Аракчеев II (Гейнце) - страница 37

Так проводил он время, состоя на службе, в полном сознании, что живет, как следует жить образованному человеку. Это сознание тем более укоренялось в нем, что и все почти его товарищи жили точно так же.

Товарищи любили Шуйского. Во всех шалостях и проделках он был всегда во главе. Бойкий и задорный, избалованный надеждою безнаказанности, он в своих выходках часто доходил до дерзости, но ему все прощали.

Рассказы гувернера-француза очень пригодились ему: руководствуясь ими, он удивлял всех своими выходками.

Без Шумского не обходилось ни одной шумной пирушки, ни одной вздорной затеи.

Офицерам того времени не нравился один генерал, строго соблюдавший форму.

Молодые люди, как известно, большие вольнодумцы в отношении формы: чем строже взыскивают за неё, тем охотнее они делают отклонения, чтобы задать шику.

Генерал этот был грозой нарушителей формы.

— Сделай милость, Шумский, проучи его! — не раз подговаривали его товарищи, указывая на нелюбимого генерала.

Долго Михаил Андреевич искал случая, чтобы посмеяться над ним, но случай этот все не представлялся.

Раз был назначен парад на Царицыном лугу; войска уже были в сборе; генералы и адъютанты разговаривали, собравшись в кружок, в ожидании государя.

День был жаркий, солнце так и палило.
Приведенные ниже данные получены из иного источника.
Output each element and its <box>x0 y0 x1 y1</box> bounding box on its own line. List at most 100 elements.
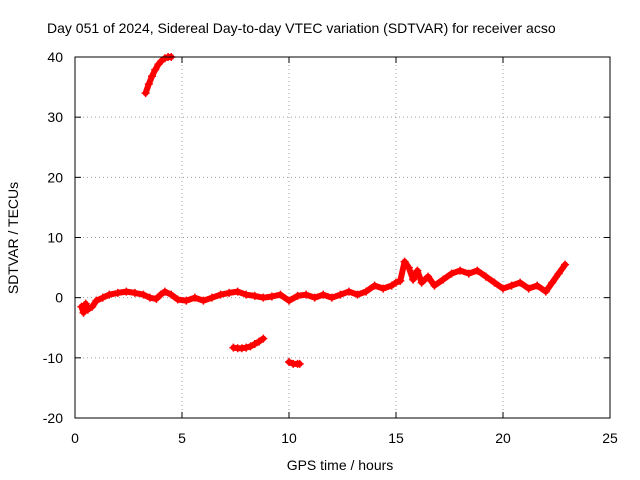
data-point <box>548 278 557 287</box>
data-point <box>310 293 319 302</box>
data-point <box>464 269 473 278</box>
data-point <box>499 284 507 293</box>
data-point <box>413 266 422 275</box>
series-segment-neg8 <box>229 334 268 353</box>
data-point <box>139 290 148 299</box>
data-point <box>404 263 413 272</box>
data-point <box>490 278 499 287</box>
data-point <box>533 281 542 290</box>
data-point <box>400 257 409 266</box>
data-point <box>554 269 563 278</box>
grid-lines <box>75 57 610 418</box>
data-point <box>113 288 122 297</box>
y-tick-label: -20 <box>43 410 63 426</box>
y-tick-label: -10 <box>43 350 63 366</box>
axis-ticks <box>74 56 611 419</box>
data-point <box>242 343 251 352</box>
data-point <box>319 290 328 299</box>
data-point <box>79 308 88 317</box>
data-point <box>285 358 293 367</box>
data-point <box>216 290 225 299</box>
data-point <box>246 342 255 351</box>
series-main-trace <box>77 257 570 317</box>
data-point <box>225 288 234 297</box>
data-point <box>524 284 533 293</box>
data-point <box>516 278 525 287</box>
data-point <box>144 80 153 89</box>
series-line <box>78 258 569 316</box>
data-point <box>156 290 165 299</box>
data-point <box>250 291 259 300</box>
data-point <box>105 290 114 299</box>
data-point <box>145 293 154 302</box>
data-point <box>88 302 97 311</box>
data-point <box>160 287 169 296</box>
data-point <box>259 334 268 343</box>
data-point <box>409 275 418 284</box>
data-point <box>387 281 396 290</box>
data-point <box>424 272 433 281</box>
data-point <box>276 290 285 299</box>
y-tick-label: 30 <box>47 109 63 125</box>
data-point <box>541 287 550 296</box>
data-point <box>148 72 157 81</box>
data-point <box>430 281 439 290</box>
data-point <box>379 284 388 293</box>
y-tick-label: 0 <box>55 290 63 306</box>
data-point <box>302 290 311 299</box>
x-tick-label: 25 <box>602 430 618 446</box>
x-axis-title: GPS time / hours <box>287 457 394 473</box>
data-point <box>327 293 336 302</box>
data-point <box>122 287 131 296</box>
data-point <box>255 337 264 346</box>
data-point <box>507 281 516 290</box>
data-point <box>130 288 139 297</box>
data-point <box>561 260 570 269</box>
data-point <box>81 299 90 308</box>
x-tick-label: 15 <box>388 430 404 446</box>
y-tick-label: 20 <box>47 169 63 185</box>
data-point <box>250 339 259 348</box>
data-point <box>92 296 101 305</box>
data-point <box>362 287 371 296</box>
y-tick-labels: -20 -10 0 10 20 30 40 <box>43 49 63 426</box>
x-tick-labels: 0 5 10 15 20 25 <box>71 430 618 446</box>
data-point <box>392 278 400 287</box>
x-tick-label: 10 <box>281 430 297 446</box>
chart-title: Day 051 of 2024, Sidereal Day-to-day VTE… <box>47 20 556 36</box>
data-point <box>473 266 482 275</box>
data-point <box>267 292 276 301</box>
data-point <box>259 293 268 302</box>
data-point <box>336 290 345 299</box>
data-point <box>456 266 465 275</box>
data-point <box>353 290 362 299</box>
data-point <box>83 305 92 314</box>
data-point <box>199 296 208 305</box>
series-segment-neg11 <box>285 358 304 368</box>
data-point <box>439 275 448 284</box>
data-point <box>417 278 426 287</box>
y-tick-label: 10 <box>47 230 63 246</box>
data-point <box>370 281 379 290</box>
data-point <box>182 296 191 305</box>
x-tick-label: 20 <box>495 430 511 446</box>
data-point <box>396 276 405 285</box>
y-axis-title: SDTVAR / TECUs <box>5 182 21 294</box>
data-point <box>481 272 490 281</box>
data-point <box>447 269 456 278</box>
data-point <box>98 293 107 302</box>
data-point <box>173 295 182 304</box>
series-upper-arc <box>141 53 176 98</box>
data-point <box>190 293 199 302</box>
data-point <box>77 302 86 311</box>
data-series <box>77 53 570 368</box>
data-point <box>293 291 302 300</box>
data-point <box>233 287 242 296</box>
data-point <box>207 293 216 302</box>
data-point <box>242 290 251 299</box>
data-point <box>344 287 353 296</box>
data-point <box>151 65 160 74</box>
x-tick-label: 0 <box>71 430 79 446</box>
x-tick-label: 5 <box>178 430 186 446</box>
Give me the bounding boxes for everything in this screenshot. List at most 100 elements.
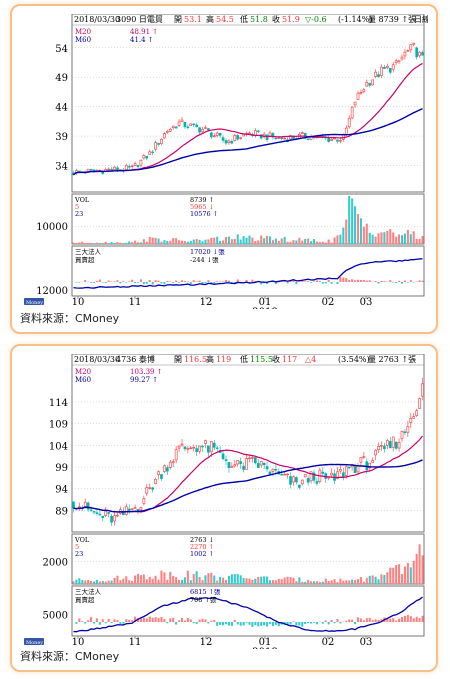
volume-bar bbox=[298, 237, 301, 244]
candle bbox=[421, 377, 424, 401]
candle bbox=[124, 503, 128, 516]
change-value: △4 bbox=[305, 355, 316, 364]
institution-legend-name: 買賣超 bbox=[75, 595, 95, 604]
volume-bar bbox=[412, 560, 415, 584]
candle bbox=[154, 140, 157, 152]
candle bbox=[218, 132, 222, 138]
candle-body bbox=[230, 140, 234, 144]
candle-body bbox=[104, 511, 108, 517]
candle bbox=[198, 445, 201, 454]
buysell-bar bbox=[151, 617, 154, 622]
candle-body bbox=[421, 52, 424, 56]
candle-body bbox=[344, 127, 348, 135]
volume-bar bbox=[236, 574, 239, 584]
volume-bar bbox=[128, 241, 131, 244]
candle-body bbox=[300, 132, 304, 135]
candle-body bbox=[221, 453, 225, 459]
volume-bar bbox=[230, 574, 233, 584]
candles bbox=[72, 377, 424, 527]
buysell-bar bbox=[310, 282, 313, 283]
candle bbox=[403, 428, 407, 436]
buysell-bar bbox=[354, 622, 357, 625]
buysell-bar bbox=[169, 618, 172, 622]
candle-body bbox=[277, 137, 281, 139]
buysell-bar bbox=[75, 622, 78, 624]
candle bbox=[210, 441, 213, 457]
volume-bar bbox=[403, 233, 406, 244]
candle-body bbox=[286, 473, 289, 476]
scroll-button-label: Money bbox=[26, 300, 43, 306]
month-axis: 10 11 12 01 02 03 2018 bbox=[72, 636, 372, 649]
candle bbox=[383, 442, 386, 453]
buysell-bar bbox=[131, 620, 134, 622]
buysell-bar bbox=[142, 282, 145, 285]
candle bbox=[186, 124, 190, 130]
buysell-bar bbox=[219, 622, 222, 625]
candle-body bbox=[409, 44, 413, 51]
buysell-bar bbox=[95, 618, 98, 622]
volume-bar bbox=[239, 575, 242, 584]
candle-body bbox=[295, 477, 298, 483]
candle bbox=[78, 502, 81, 511]
volume-bar bbox=[333, 237, 336, 244]
candle bbox=[280, 136, 284, 141]
buysell-bar bbox=[134, 616, 137, 622]
candle-body bbox=[166, 130, 169, 133]
month-tick-label: 11 bbox=[129, 637, 142, 648]
volume-bar bbox=[318, 242, 321, 244]
candle-body bbox=[186, 448, 190, 450]
buysell-bar bbox=[139, 618, 142, 622]
volume-bar bbox=[283, 236, 286, 244]
candle bbox=[189, 445, 193, 450]
candle bbox=[406, 421, 410, 437]
volume-bar bbox=[175, 238, 178, 244]
candle bbox=[221, 449, 225, 461]
volume-bar bbox=[356, 214, 360, 244]
candle bbox=[356, 90, 360, 100]
candle bbox=[227, 462, 231, 473]
buysell-bar bbox=[324, 620, 327, 622]
candle bbox=[388, 437, 392, 449]
volume-bar bbox=[242, 236, 245, 244]
candle-body bbox=[242, 134, 245, 137]
candle bbox=[339, 464, 342, 474]
candle bbox=[339, 137, 342, 144]
candle bbox=[415, 408, 418, 418]
candle-body bbox=[122, 510, 125, 516]
candle-body bbox=[321, 471, 325, 474]
candle bbox=[403, 49, 407, 60]
buysell-bar bbox=[327, 279, 330, 282]
candle-body bbox=[212, 442, 216, 448]
candle bbox=[239, 457, 242, 469]
volume-bar bbox=[310, 581, 313, 584]
volume-bar bbox=[398, 234, 401, 244]
candle-body bbox=[403, 431, 407, 434]
candle-body bbox=[72, 501, 75, 509]
volume-bar bbox=[224, 579, 228, 584]
volume-bar bbox=[359, 577, 362, 584]
candle bbox=[101, 169, 105, 175]
candle-body bbox=[127, 508, 131, 512]
candle bbox=[374, 449, 377, 461]
volume-bar bbox=[116, 242, 119, 244]
candle bbox=[163, 464, 166, 474]
candle bbox=[265, 133, 269, 142]
volume-bar bbox=[186, 241, 189, 244]
volume-bar bbox=[400, 235, 404, 244]
candle-body bbox=[160, 138, 163, 145]
buysell-bar bbox=[304, 622, 307, 624]
candle-body bbox=[151, 151, 154, 154]
candle-body bbox=[336, 139, 339, 142]
buysell-bar bbox=[321, 622, 324, 624]
candle bbox=[371, 457, 374, 463]
month-tick-label: 01 bbox=[259, 297, 272, 308]
candle-body bbox=[256, 463, 260, 468]
volume-bar bbox=[415, 553, 418, 584]
candle bbox=[236, 459, 240, 467]
candle-body bbox=[330, 472, 333, 476]
volume-bar bbox=[216, 580, 219, 584]
volume-bar bbox=[219, 576, 222, 584]
buysell-bar bbox=[189, 282, 192, 284]
volume-bar bbox=[362, 581, 365, 584]
volume-bar bbox=[342, 580, 345, 584]
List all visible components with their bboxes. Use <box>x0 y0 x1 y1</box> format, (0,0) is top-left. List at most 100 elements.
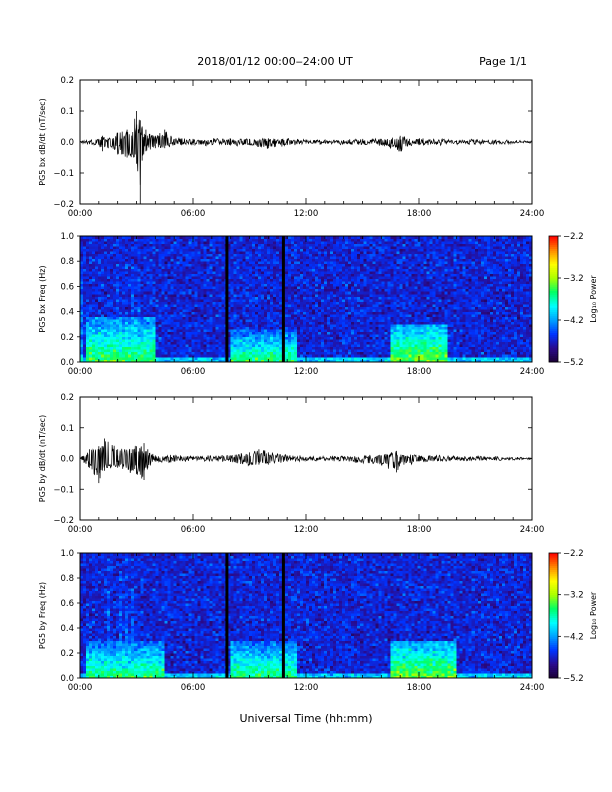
colorbar-step <box>549 238 558 241</box>
colorbar-step <box>549 669 558 673</box>
colorbar-step <box>549 250 558 254</box>
y-axis-title: PG5 by dB/dt (nT/sec) <box>38 415 47 502</box>
page-indicator: Page 1/1 <box>479 55 527 68</box>
colorbar-step <box>549 615 558 618</box>
colorbar-step <box>549 257 558 260</box>
x-tick-label: 18:00 <box>407 683 432 693</box>
y-tick-label: −0.2 <box>53 200 74 210</box>
y-axis-title: PG5 bx dB/dt (nT/sec) <box>38 98 47 185</box>
colorbar-step <box>549 648 558 652</box>
colorbar-step <box>549 628 558 631</box>
colorbar-step <box>549 586 558 589</box>
y-tick-label: 0.0 <box>60 358 74 368</box>
figure-title: 2018/01/12 00:00‒24:00 UT <box>197 55 353 68</box>
x-tick-label: 24:00 <box>520 367 545 377</box>
colorbar-step <box>549 269 558 273</box>
colorbar-step <box>549 332 558 336</box>
colorbar-step <box>549 267 558 270</box>
colorbar-step <box>549 305 558 308</box>
x-axis-title: Universal Time (hh:mm) <box>240 712 373 725</box>
colorbar-step <box>549 603 558 606</box>
colorbar-step <box>549 328 558 331</box>
colorbar-step <box>549 578 558 581</box>
x-tick-label: 24:00 <box>520 683 545 693</box>
colorbar-step <box>549 569 558 573</box>
colorbar-step <box>549 349 558 352</box>
y-tick-label: 0.0 <box>60 674 74 684</box>
y-tick-label: −0.2 <box>53 516 74 526</box>
colorbar-step <box>549 280 558 283</box>
colorbar-step <box>549 359 558 363</box>
colorbar-step <box>549 236 558 239</box>
colorbar-tick-label: −5.2 <box>563 674 584 684</box>
y-tick-label: 1.0 <box>60 549 74 559</box>
colorbar-step <box>549 584 558 587</box>
x-tick-label: 12:00 <box>294 209 319 219</box>
colorbar-step <box>549 632 558 635</box>
colorbar-frame <box>548 552 559 679</box>
colorbar-step <box>549 286 558 289</box>
colorbar-tick-label: −4.2 <box>563 316 584 326</box>
colorbar-step <box>549 592 558 596</box>
colorbar-step <box>549 598 558 602</box>
colorbar-step <box>549 607 558 610</box>
colorbar-step <box>549 675 558 679</box>
x-tick-label: 18:00 <box>407 367 432 377</box>
colorbar-tick-label: −3.2 <box>563 274 584 284</box>
colorbar-step <box>549 580 558 583</box>
y-tick-label: −0.1 <box>53 485 74 495</box>
colorbar-step <box>549 613 558 616</box>
data-gap-line-2 <box>281 236 285 362</box>
colorbar-step <box>549 303 558 306</box>
colorbar-step <box>549 336 558 340</box>
colorbar-step <box>549 640 558 643</box>
colorbar-step <box>549 299 558 302</box>
y-tick-label: 0.2 <box>60 393 74 403</box>
colorbar-step <box>549 634 558 637</box>
data-gap-line-2 <box>281 553 285 678</box>
colorbar-step <box>549 605 558 608</box>
colorbar-step <box>549 347 558 350</box>
y-tick-label: 0.8 <box>60 574 74 584</box>
colorbar-step <box>549 252 558 256</box>
x-tick-label: 18:00 <box>407 209 432 219</box>
colorbar-step <box>549 663 558 666</box>
colorbar-title: Log₁₀ Power <box>589 591 598 639</box>
colorbar-step <box>549 248 558 252</box>
y-axis-title: PG5 by Freq (Hz) <box>38 582 47 649</box>
colorbar-step <box>549 307 558 310</box>
colorbar: −2.2 −3.2 −4.2 −5.2 Log₁₀ Power <box>548 549 598 684</box>
colorbar-step <box>549 619 558 623</box>
colorbar-step <box>549 275 558 279</box>
colorbar-step <box>549 311 558 315</box>
y-tick-label: 1.0 <box>60 232 74 242</box>
colorbar-step <box>549 575 558 579</box>
data-gap-line-1 <box>225 553 229 678</box>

Нелюбимый генерал был тут же. Чтобы заслонить свое лицо от палящих лучей солнца, он повернул свою шляпу не по форме.

Шумский обрадовался случаю, подскакал к нему, и крикнул на весь плац по-французски:

— Ваше превосходительство, не по форме изволите носить шляпу!

Офицеры засмеялись.

— Tais toi, batard! Молчи, подкидыш, — даже перевел по-русски, отвечая дерзкому офицеру, сквозь зубы генерал.

На французском языке это слово выражает более, чем «подкидыш».

Кровь застыла в жилах Шумского от этой брошенной ему в лицо позорной клички, и он без чувств упал с лошади.

Его отнесли в карету и повезли домой.

Как только дома он очнулся, слово batard — подкидыш, снова раздалось в его ушах, как будто кто-нибудь стал над его ухом и постоянно твердил это ненавистное название.

Первою его мыслью было броситься к генералу и требовать от него удовлетворения, но ему тотчас представился он с этим едким словом на устах и им овладело чувство робости.

«Да кто же я такой? — спросил он сам себя, хотя и не в первый раз, но теперь с особою горечью. — Я считаю Аракчеева своим отцом, а ношу фамилию Шумского! Моя мать мещанка, а я считаю себя дворянином!.. Кто же я такой? Кто же я такой?»

Он, как сумасшедший, метался по комнате.

Он не велел никого принимать. Ему страшно было встретит человека, так и казалось ему, что при встрече прямо в глаза ему скажут: «Batard — подкидыш», — что на него все будут показывать пальцами.